Some of the greatest memories for most of us are the times spent with our grandparents. I love to think back on the pleasant, and sometimes goofy, experiences I had visiting my grandparent’s house. I would sit on the back of the couch, with my grandfather seated in front of me. I tied his hair up in dozens of rubber bands all over his head. He was a sight to be seen! Yet, he loved for me to “mess” with his hair as much as I loved “fixing” it. I can imagine that if I could write a story similar to How to Babysit Grandpa by Jean Reagan, I could fill the pages with wonderful times spent with my grandparents. This month’s lessons will tap into the great times had with our loved ones, whether grandparents or other relatives. Jump into this fun “How to” lesson and get ready for a few crazy babysitting ideas.
Author, Jean Reagan, has written several charming “How to” books. Use one or more of these books as a springboard for a slightly zany, yet unique “How to” writing lesson. In this month’s lessons, several foundational Expository skills are layered into a lively “How to” theme.
Here’s what you’ll do:
- Share one of Jean Reagan’s “How to” books with students. A few great titles from this author are: How to Babysit Grandpa, How to Babysit Grandma, How to Surprise Dad, or How to Catch Santa, (Knopf Books for Young Readers, 2012-2015)
- After reading one of these amusing editions, discuss with students how they would babysit their own grandparents (or even parents.) Give students a chance to throw around a few ideas and then begin charting these into a Pick, List and Choose chart.

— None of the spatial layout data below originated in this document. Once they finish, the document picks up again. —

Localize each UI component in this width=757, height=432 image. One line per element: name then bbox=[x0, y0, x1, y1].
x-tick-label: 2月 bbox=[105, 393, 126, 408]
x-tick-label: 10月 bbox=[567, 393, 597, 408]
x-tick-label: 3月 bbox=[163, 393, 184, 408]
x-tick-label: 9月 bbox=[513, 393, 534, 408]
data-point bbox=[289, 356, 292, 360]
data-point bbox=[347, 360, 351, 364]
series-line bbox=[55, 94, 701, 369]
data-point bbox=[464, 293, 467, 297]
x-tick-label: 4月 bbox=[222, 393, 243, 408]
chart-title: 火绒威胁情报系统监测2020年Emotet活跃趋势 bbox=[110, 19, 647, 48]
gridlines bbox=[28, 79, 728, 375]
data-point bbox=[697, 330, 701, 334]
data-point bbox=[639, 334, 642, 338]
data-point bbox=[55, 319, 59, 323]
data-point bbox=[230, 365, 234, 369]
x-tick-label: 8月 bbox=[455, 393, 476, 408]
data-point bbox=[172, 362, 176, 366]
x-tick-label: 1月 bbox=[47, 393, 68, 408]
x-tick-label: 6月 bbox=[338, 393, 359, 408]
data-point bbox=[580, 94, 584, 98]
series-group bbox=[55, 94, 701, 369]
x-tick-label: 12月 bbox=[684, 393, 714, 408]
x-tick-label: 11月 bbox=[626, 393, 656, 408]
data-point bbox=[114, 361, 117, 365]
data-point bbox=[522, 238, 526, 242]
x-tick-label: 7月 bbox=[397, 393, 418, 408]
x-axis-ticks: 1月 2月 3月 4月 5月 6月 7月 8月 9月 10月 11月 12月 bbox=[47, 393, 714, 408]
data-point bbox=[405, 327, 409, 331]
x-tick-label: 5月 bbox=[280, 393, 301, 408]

Below is a list of possible Main Ideas to use when guiding this Pick, List and Choose lesson.
Main Idea #1: Food/snacks
Main Idea #2: Activities
Main Idea #3: How to Surprise
Main Idea #4: Naptime
Main Idea #5: Saying Goodbye
*Remember, the Main Ideas generated before the lesson are suggestions for the teacher only. The purpose is to help guide the Pick, List and Choose Lesson.
- Once the list is complete, categorize the ideas into groups and select Main Ideas that fit together. These may or may not coincide with the suggested Main Ideas above.
- Next (maybe even on another day), have the students write a Main Idea sentence using the Main Idea blurbs generated in the Pick List and Choose. To stress the use of Sentence Starters and varied Main Idea Sentences, write some boring Main Idea sentences on the board. For example, write:
The first thing I would do with my grandpa/grandma is I would feed him/her some snacks.
The next thing I would do is some special activities with him/her.
The third thing I would do is figure out ways to surprise my grandpa/grandma.
Point out the redundant vocabulary in these samples and provide students with relevant Main Idea sentence starters to replace the repetitive word choice.
It is always enjoyable to ___________.
When babysitting my grandpa/grandma, we have fun __________.
Have you ever thought about ___________ with your grandparent?
Most grandparents love to ______________ with you.
Can you imagine feeding your grandpa/grandma __________.
Surprise your grandpa/grandma with ___________.
Add another layer/lesson:
- Using the list generated in the Pick, List and Choose, practice adding detail to Expository paragraphs. Display the Detail-Generating Questions and discuss What does it look like? and Why is it important? MODEL one or more of the details from the list such as:
Taking a walk with grandpa/grandma:
Taking your grandpa outside for a walk along the sidewalk can provide exercise for him and allow him to breathe fresh air.
Feeding grandpa/grandma a pretzel snack:
I always feed by grandma a pretzel snack when I am babysitting her so that she doesn’t get too hungry before my grandpa gets home. She only eats straight thin pretzel sticks because her teeth are old like her.
- Give students the opportunity to choose one of the details and complete a sentence about the idea, using the DGQs What does it look like? and Why is it important? This can be done in groups or individually.